The Japanese scored big. But not as big as they wanted to. Took out our battleships, other Navy ships, and many aircraft. But not our carriers. If they had taken out our carriers on that day, things might have turned out differently. But the damage caused was horrible enough. 

But what it really did, was to wake up a country who tried to support our allies without getting totally involved. Kind of like our support for Ukraine right now. When evil stalks the land, sitting on the sidelines can only work for so long. Ronald Reagan knew that. He did not want another Pearl Harbor on his watch. He took a broken Navy he inherited from Jimmy Carter, and modernized it and grew it.
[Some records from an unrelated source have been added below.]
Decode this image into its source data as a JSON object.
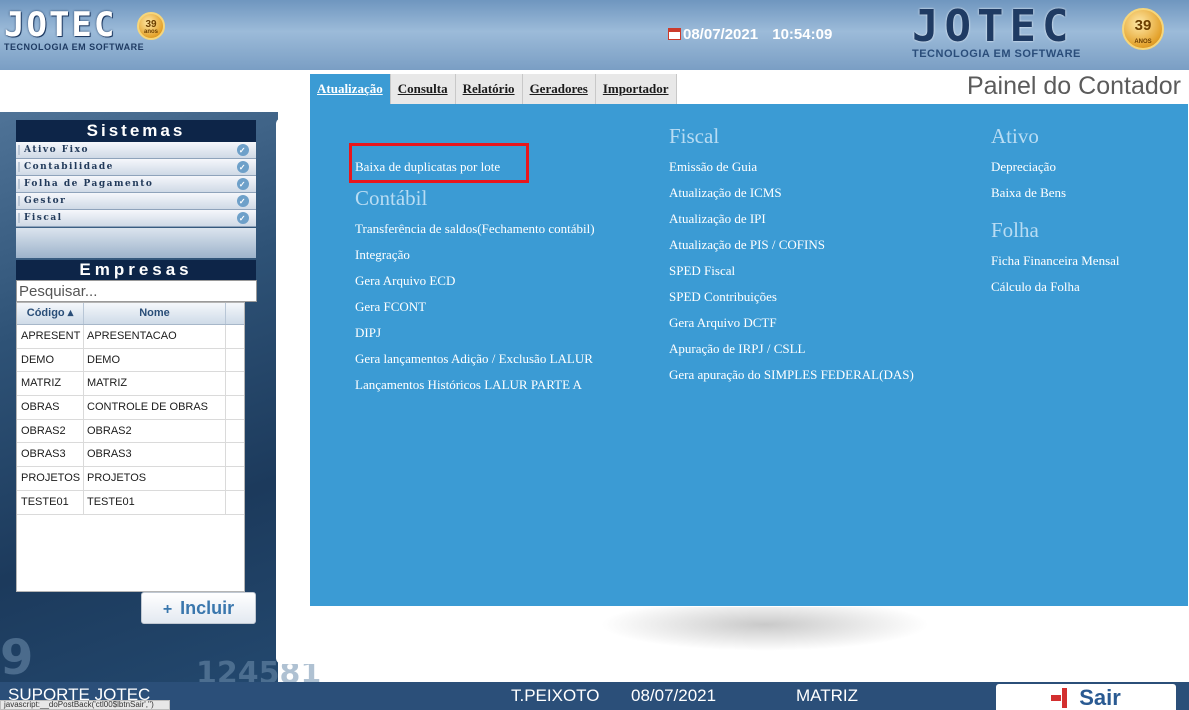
{
  "header": {
    "logo_small": {
      "word": "JOTEC",
      "tagline": "TECNOLOGIA EM SOFTWARE",
      "badge_number": "39",
      "badge_word": "anos"
    },
    "logo_big": {
      "word": "JOTEC",
      "tagline": "TECNOLOGIA EM SOFTWARE",
      "badge_number": "39",
      "badge_word": "ANOS"
    },
    "date": "08/07/2021",
    "time": "10:54:09",
    "calendar_icon": "calendar-icon"
  },
  "menubar": {
    "items": [
      {
        "label": "Atualização",
        "active": true
      },
      {
        "label": "Consulta"
      },
      {
        "label": "Relatório"
      },
      {
        "label": "Geradores"
      },
      {
        "label": "Importador"
      }
    ]
  },
  "panel_title": "Painel do Contador",
  "sidebar": {
    "sistemas_title": "Sistemas",
    "sistemas": [
      "Ativo Fixo",
      "Contabilidade",
      "Folha de Pagamento",
      "Gestor",
      "Fiscal"
    ],
    "empresas_title": "Empresas",
    "search_placeholder": "Pesquisar...",
    "columns": [
      "Código ▴",
      "Nome"
    ],
    "rows": [
      [
        "APRESENT",
        "APRESENTACAO"
      ],
      [
        "DEMO",
        "DEMO"
      ],
      [
        "MATRIZ",
        "MATRIZ"
      ],
      [
        "OBRAS",
        "CONTROLE DE OBRAS"
      ],
      [
        "OBRAS2",
        "OBRAS2"
      ],
      [
        "OBRAS3",
        "OBRAS3"
      ],
      [
        "PROJETOS",
        "PROJETOS"
      ],
      [
        "TESTE01",
        "TESTE01"
      ]
    ],
    "incluir_label": "Incluir",
    "bg_numbers": [
      "9",
      "124581"
    ]
  },
  "dropdown": {
    "col1": {
      "top_link": "Baixa de duplicatas por lote",
      "heading": "Contábil",
      "links": [
        "Transferência de saldos(Fechamento contábil)",
        "Integração",
        "Gera Arquivo ECD",
        "Gera FCONT",
        "DIPJ",
        "Gera lançamentos Adição / Exclusão LALUR",
        "Lançamentos Históricos LALUR PARTE A"
      ]
    },
    "col2": {
      "heading": "Fiscal",
      "links": [
        "Emissão de Guia",
        "Atualização de ICMS",
        "Atualização de IPI",
        "Atualização de PIS / COFINS",
        "SPED Fiscal",
        "SPED Contribuições",
        "Gera Arquivo DCTF",
        "Apuração de IRPJ / CSLL",
        "Gera apuração do SIMPLES FEDERAL(DAS)"
      ]
    },
    "col3": {
      "heading": "Ativo",
      "links": [
        "Depreciação",
        "Baixa de Bens"
      ],
      "heading2": "Folha",
      "links2": [
        "Ficha Financeira Mensal",
        "Cálculo da Folha"
      ]
    },
    "highlight_color": "#e8161c"
  },
  "footer": {
    "suporte": "SUPORTE JOTEC",
    "status_url": "javascript:__doPostBack('ctl00$lbtnSair','')",
    "user": "T.PEIXOTO",
    "date": "08/07/2021",
    "company": "MATRIZ",
    "sair_label": "Sair",
    "sair_icon": "exit-icon"
  },
  "colors": {
    "accent": "#3b9bd4",
    "dark": "#0d2548",
    "footer": "#2b4f79"
  }
}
As a defense contractor for the Navy at that time, it made my days very busy. But a good busy it was. 

"Peace through strength". It was a great motto, and a great path for us to be on. We finally really woke up from the sucker punch from December 7, 1941. Or did we? Our "peace through strength" started to wane under Bill Clinton. Instead of trying to guess our enemies next moves before they happened, we were lulled into a false sense of security. Our military that Reagan started to rebuild did very well, thank you, under Bush (41) in the Gulf War. But after Bush (41), the "water started to leak out of the tub." Clinton, who once said he "loathed the military", had not changed much.

Bush (43) had barely taken office when 9/11 hit. It was not a Pearl Harbor. It was not military against military. It was terrorists against civilians. Even though the death toll was about the same as Pearl Harbor, it did (like Pearl Harbor), start our entry into another war - the "War on Terror". For a while, we took that new war very seriously. Then Bush (43) was out of office, and we had Barrack Obama. "Lead from behind" became our new marching orders. And once again, our military started to wane.

Then came Donald Trump. Like Reagan, he wanted a strong military. Why? He understood "peace through strength". But for Trump, a strong military was just part of his "MAGA" initiative. Unfortunately, an unfriendly Congress for the last two years of Trump's administration, thought that Trump, not the world's bad guys, was the enemy. That finally resulted in Trump losing re-election, and Obama's henchman, Joe Biden, become our new POTUS. And our military was turned into a DNC "woke" organization, instead of trained protectors. 

And that is where we are today. Are prepared from another Pearl Harbor or 9/11? Not a bit. We now have open borders, where anyone and anybody can come into our country. All kind of bad stuff can come out of this. But once again, the "sleeping giant" slumbers. Only under Biden, we are no longer a giant. We have shrunk in our stature and our readiness.

We are like the country was on December 6, 1941. Or September 10, 2001. Soft, vulnerable and unprepared. Have we learned from history? Hell no.